In mathematics, a Bianchi group is a group of the form

$\text{PSL}_2(\mathcal{O}_d)$

where d is a positive square-free integer. Here, $\text{PSL}_2$ denotes the projective special linear group and $\mathcal{O}_d$ is the ring of integers of the imaginary quadratic field $\mathbb{Q}(\sqrt{-d})$.

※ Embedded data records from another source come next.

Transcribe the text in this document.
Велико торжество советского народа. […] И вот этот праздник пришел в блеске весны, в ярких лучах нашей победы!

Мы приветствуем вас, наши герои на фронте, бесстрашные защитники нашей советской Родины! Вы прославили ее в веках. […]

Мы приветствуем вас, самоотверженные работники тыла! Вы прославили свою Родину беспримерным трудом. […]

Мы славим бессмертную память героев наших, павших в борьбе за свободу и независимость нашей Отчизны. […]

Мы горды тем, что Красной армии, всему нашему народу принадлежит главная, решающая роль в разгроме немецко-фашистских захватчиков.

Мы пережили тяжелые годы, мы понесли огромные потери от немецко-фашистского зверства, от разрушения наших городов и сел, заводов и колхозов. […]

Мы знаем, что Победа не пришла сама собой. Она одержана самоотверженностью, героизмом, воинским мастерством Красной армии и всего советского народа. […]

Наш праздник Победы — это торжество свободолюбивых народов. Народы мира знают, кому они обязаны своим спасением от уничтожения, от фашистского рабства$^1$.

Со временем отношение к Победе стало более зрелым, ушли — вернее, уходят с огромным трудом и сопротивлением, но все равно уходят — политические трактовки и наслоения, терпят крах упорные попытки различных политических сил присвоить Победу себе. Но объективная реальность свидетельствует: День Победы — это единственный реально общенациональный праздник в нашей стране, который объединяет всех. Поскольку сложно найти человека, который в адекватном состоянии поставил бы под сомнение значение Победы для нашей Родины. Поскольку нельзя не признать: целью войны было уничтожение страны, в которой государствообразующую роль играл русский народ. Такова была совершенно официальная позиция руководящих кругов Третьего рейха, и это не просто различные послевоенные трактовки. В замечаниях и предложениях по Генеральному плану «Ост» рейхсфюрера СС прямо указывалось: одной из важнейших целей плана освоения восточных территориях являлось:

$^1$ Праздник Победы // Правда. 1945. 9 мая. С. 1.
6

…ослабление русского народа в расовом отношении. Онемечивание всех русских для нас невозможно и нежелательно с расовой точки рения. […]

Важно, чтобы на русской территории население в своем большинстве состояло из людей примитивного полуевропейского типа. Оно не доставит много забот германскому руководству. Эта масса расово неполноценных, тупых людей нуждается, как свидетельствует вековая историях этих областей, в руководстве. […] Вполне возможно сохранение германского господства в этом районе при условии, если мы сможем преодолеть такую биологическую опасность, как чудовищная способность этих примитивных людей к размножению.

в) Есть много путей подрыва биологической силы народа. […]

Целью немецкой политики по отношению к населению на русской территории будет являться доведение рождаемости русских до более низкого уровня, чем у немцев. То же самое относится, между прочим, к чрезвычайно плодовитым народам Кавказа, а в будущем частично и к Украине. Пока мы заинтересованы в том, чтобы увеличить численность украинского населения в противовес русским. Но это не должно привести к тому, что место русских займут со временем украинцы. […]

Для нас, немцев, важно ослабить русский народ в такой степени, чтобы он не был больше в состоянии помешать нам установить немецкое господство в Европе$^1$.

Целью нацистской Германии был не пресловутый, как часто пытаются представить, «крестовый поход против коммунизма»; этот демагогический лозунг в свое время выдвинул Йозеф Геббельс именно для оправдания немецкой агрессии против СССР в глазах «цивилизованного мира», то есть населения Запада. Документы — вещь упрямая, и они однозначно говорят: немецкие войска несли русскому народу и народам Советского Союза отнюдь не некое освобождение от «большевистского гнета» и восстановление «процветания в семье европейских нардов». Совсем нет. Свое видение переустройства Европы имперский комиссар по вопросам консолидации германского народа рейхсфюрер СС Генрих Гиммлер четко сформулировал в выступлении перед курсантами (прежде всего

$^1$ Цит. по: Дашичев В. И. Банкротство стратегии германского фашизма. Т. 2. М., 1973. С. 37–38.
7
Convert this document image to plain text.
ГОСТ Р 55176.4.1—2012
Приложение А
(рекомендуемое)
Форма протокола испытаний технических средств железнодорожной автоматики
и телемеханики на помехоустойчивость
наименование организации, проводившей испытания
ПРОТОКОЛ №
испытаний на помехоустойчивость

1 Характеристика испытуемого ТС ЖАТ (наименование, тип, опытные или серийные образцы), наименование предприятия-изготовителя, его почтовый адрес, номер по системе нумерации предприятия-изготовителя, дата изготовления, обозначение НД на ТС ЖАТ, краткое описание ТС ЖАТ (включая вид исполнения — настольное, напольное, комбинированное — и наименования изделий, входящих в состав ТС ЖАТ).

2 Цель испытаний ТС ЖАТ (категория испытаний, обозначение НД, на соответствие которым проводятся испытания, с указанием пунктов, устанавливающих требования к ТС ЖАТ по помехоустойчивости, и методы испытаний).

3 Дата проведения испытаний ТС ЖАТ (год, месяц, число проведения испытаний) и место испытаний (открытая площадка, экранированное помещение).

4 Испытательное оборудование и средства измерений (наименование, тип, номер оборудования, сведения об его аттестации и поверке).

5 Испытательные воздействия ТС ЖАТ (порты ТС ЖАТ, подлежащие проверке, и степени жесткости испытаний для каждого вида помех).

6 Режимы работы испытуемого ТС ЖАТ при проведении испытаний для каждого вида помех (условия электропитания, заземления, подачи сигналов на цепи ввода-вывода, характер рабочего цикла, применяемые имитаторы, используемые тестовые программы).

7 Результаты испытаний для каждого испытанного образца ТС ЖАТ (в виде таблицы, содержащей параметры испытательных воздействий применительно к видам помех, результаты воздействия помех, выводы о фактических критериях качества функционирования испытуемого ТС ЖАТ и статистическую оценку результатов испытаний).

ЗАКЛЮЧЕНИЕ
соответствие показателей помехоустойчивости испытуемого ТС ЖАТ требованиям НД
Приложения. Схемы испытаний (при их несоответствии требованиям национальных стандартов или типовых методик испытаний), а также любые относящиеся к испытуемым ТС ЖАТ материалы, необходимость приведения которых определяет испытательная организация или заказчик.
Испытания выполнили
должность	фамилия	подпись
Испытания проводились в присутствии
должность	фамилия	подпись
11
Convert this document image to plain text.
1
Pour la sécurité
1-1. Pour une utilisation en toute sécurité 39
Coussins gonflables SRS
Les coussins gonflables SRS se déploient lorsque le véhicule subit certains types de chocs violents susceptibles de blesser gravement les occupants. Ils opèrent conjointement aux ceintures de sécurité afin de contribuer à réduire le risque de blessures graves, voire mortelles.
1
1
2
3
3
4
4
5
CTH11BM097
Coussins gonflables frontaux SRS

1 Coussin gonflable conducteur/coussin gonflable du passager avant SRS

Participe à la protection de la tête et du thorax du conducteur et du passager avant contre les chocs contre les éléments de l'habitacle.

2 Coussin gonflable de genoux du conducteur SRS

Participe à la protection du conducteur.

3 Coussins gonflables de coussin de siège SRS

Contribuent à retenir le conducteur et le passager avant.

The groups were first studied by Bianchi (1892) as a natural class of discrete subgroups of $\text{PSL}_2(\mathbb{C})$, now termed Kleinian groups.

==Geometry==

As a subgroup of $\text{PSL}_2(\mathbb{C})$, a Bianchi group acts by orientation-preserving isometries on three-dimensional hyperbolic space $\mathbb{H}^3$. The quotient

$M_d=\text{PSL}_2(\mathcal{O}_d)\backslash\mathbb{H}^3$

is a non-compact, hyperbolic 3-fold of finite volume, called a Bianchi orbifold. An exact formula for its volume in terms of the Dedekind zeta function of the underlying imaginary quadratic field was computed by Humbert. If $D$ is the discriminant of $\mathbb{Q}(\sqrt{-d})$, then

$\operatorname{vol}(M_d)=\frac{|D|^{3/2}}{4\pi^2}\zeta_{\mathbb{Q}(\sqrt{-d})}(2).$

The cusps of $M_d$ are in bijection with the ideal classes of $\mathbb{Q}(\sqrt{-d})$. Consequently, the number of cusps is equal to the class number of the field.

==Arithmetic properties==

Bianchi groups are arithmetic Kleinian groups. Every non-cocompact arithmetic Kleinian group is commensurable, up to conjugacy in $\text{PSL}_2(\mathbb{C})$, with a Bianchi group.